La titulaire conclut que, à la lumière de ce document, les factures dont le contenu est correct doivent être considérées comme étant celles présentées en 2022 au cours de la procédure de recours.
48 La requérante rétorque que, tout d’abord, la déclaration du Dr. Martinelli ne fait référence qu’à Nuove Fatture n os 55 et 59 et non à l’ensemble de la Fatture Nuove. Par conséquent, si les déclarations de M. Martinelli sont acceptées, on peut en déduire que seule Nuove Fatture no 55 et 59 a été imprimée par erreur.
49 La requérante souligne que, en tout état de cause, la chose la plus surprenante est que la nouvelle Fatture, qui aurait été émise en 2018, fait référence à un produit, à savoir l’iPhone 11, qui n’a été lancé sur le marché qu’en septembre 2019 (voir annexe 1 des observations de la requérante du 26 mai 2023: Communiqué de presse du 10 septembre 2019 publié sur le site web italien d’Apple, informant le public du lancement imminent de l’iPhone 11 — en ligne à partir du 13 septembre, dans des boutiques du 20 septembre). À cet égard, la requérante ne considère pas que l’explication de la titulaire dans sa déclaration du 28 avril 2025 selon laquelle le code alphanumérique «11» contenu dans la brochure Nuove est un code interne de la titulaire correspondant au «numéro d’entrepôt et à la version» du produit en cause, n’emporte pas la conviction. En particulier, la requérante souligne que la titulaire n’a pas expliqué le prétendu système d’exploitation de ces codes, puisqu’elle n’a fourni aucune preuve à l’appui de chiffres particuliers pour des entrepôts, pièces, versions de produits ou couleurs spécifiques.
50 En outre, la requérante souligne qu’un code constitué uniquement du chiffre «11» n’apparaît pas, à lui seul, de nature à permettre de distinguer de nombreux éléments tels que la taille, la forme, la couleur, l’entrepôt ou le rayon d’origine des produits. En d’autres termes, la titulaire n’a pas expliqué quelle signification concrète possible — à titre d’alternative à la référence à l’iPhone 11 — pourrait avoir le code «COVERIPH11» contenu dans la nouvelle brochure, qui correspond d’ailleurs, dans les mêmes factures, à un produit décrit comme «COVERIPHONE 11 Steve JOBS».

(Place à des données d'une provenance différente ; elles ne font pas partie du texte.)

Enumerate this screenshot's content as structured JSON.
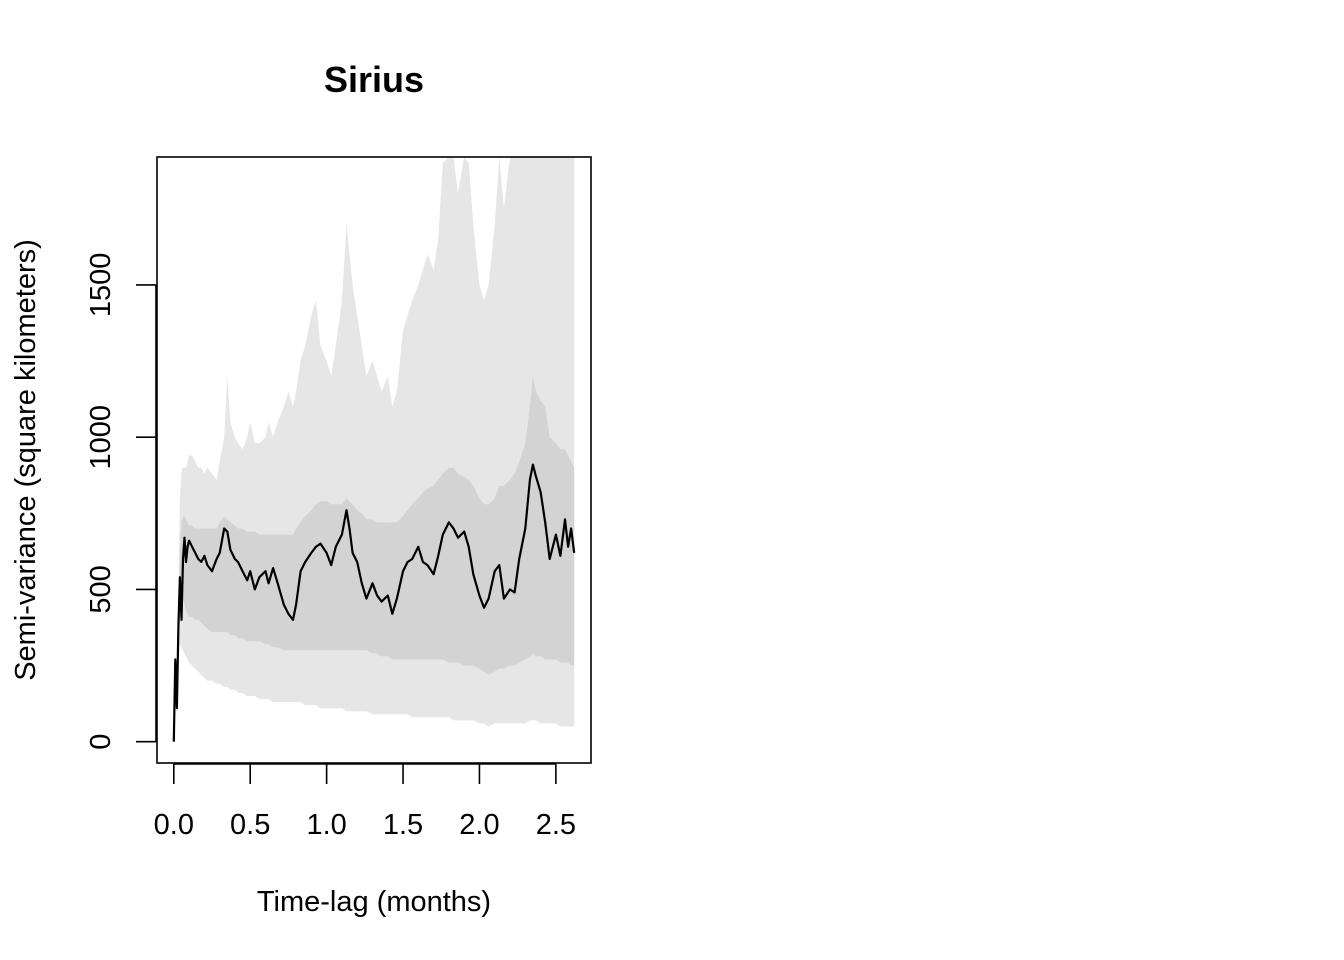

51 En outre, la requérante souligne que les factures figurant à l’annexe 01 (présentées par la titulaire dans sa propre déclaration du 28 avril 2025) font également état de divergences significatives en ce qui concerne tant les cibles initiales que la Fatture Nuove. En particulier, le fait que l’espace réservé au code produit ait été laissé vide dans les factures de l’annexe 01.
52 Par exemple, dans la facture portant le numéro de document 10, datée du 16 mars 2021, concernant l’achat de 70 produits, la description de ces produits «COVERIPH27 COVERIPHONE 27 Steve JOBS» apparaît, mais sans aucune indication d’un quelconque code d’article. Par conséquent, la structure formelle de ces factures diffère également de celle de la Fatture initiale et de la Fatture Nuove. La requérante insiste sur le fait qu’en l’absence de points de référence spécifiques, il est impossible de vérifier et d’apprécier la valeur probante ainsi que l’authenticité de ces factures.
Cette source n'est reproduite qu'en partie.